Court documents and evidence at trial established that Bolos, Assad and Palso owned and operated Synergy Pharmacy in Palm Harbor, Florida. Under their direction, Synergy employed Roix, a Florida telemarketer doing business as HealthRight, to generate prescriptions for Synergy and the other pharmacies involved in the program. The prescriptions were usually for medications such as pain creams, scar creams and vitamins. Evidence showed that to obtain the prescriptions, Roix used HealthRight’s telemarketing platform as a telemedicine service, cold calling consumers and tricking them into accepting the drugs and providing their personal insurance information. HealthRight then paid doctors to authorize prescriptions through its telemedicine platform, even though the doctors never communicated directly with patients and relied solely on the telemarketer screening process as the basis for their authorizations. Because this flawed and fraudulent process rendered the prescriptions invalid, the drugs were mislabeled under the Food, Drug and Cosmetic Act. Evidence showed that Synergy and the other pharmacies were nonetheless dispensing the drugs to consumers under the scheme so that Bolos could submit fraudulent claims.

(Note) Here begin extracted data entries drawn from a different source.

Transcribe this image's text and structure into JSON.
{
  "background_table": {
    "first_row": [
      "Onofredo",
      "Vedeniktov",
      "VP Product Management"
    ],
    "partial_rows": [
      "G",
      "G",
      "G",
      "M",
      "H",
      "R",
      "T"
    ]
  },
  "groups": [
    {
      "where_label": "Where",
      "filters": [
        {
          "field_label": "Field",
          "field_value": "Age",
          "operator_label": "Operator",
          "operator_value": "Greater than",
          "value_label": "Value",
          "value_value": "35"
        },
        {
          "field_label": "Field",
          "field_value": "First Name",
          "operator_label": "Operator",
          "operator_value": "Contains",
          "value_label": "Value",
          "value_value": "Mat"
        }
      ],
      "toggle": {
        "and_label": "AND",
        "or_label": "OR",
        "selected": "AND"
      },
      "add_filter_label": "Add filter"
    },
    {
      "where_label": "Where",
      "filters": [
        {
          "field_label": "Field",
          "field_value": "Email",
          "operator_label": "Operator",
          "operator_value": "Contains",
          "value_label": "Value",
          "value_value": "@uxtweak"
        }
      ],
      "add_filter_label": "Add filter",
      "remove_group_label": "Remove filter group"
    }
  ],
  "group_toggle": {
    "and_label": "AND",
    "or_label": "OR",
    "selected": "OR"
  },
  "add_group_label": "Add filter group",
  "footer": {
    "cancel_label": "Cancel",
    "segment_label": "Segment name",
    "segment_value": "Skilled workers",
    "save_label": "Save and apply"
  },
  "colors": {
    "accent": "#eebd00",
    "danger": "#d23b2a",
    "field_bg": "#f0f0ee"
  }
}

Court documents and trial evidence further established that during the conspiracy, which lasted from May 2015 to April 2018, Bolos and Palso, along with Assad, paid Roix millions of dollars to buy at least 60,000 invalid prescriptions generated by HealthRight. The evidence showed that Bolos selected specific drugs for prescriptions that he could submit for profitable reimbursements at inflated prices, and that Bolos, Palso and Assad used illegal means to hide this activity from PBMs so that it can remain undetected.

The convictions were the result of a multi-year investigation conducted by HHS-OIG (Nashville); FDA-OCI (Nashville); United States Postal Service, Office of Inspector General (Buffalo); FBI (Knoxville and Johnson City, Tennessee); OPM-OIG (Atlanta); and HSI (Tampa). The US Marshals Service also assisted in the investigation and asset forfeiture.

Assistant U.S. Attorney Mac Heavener of the U.S. Attorney’s Office for the Eastern District of Tennessee and Senior Attorney David Gunn of the Civil Division’s Consumer Protection Division in Washington are pursuing the case. They were assisted by Barbra Pemberton, Bryan Brandenburg and April Denard from the US Attorney’s office.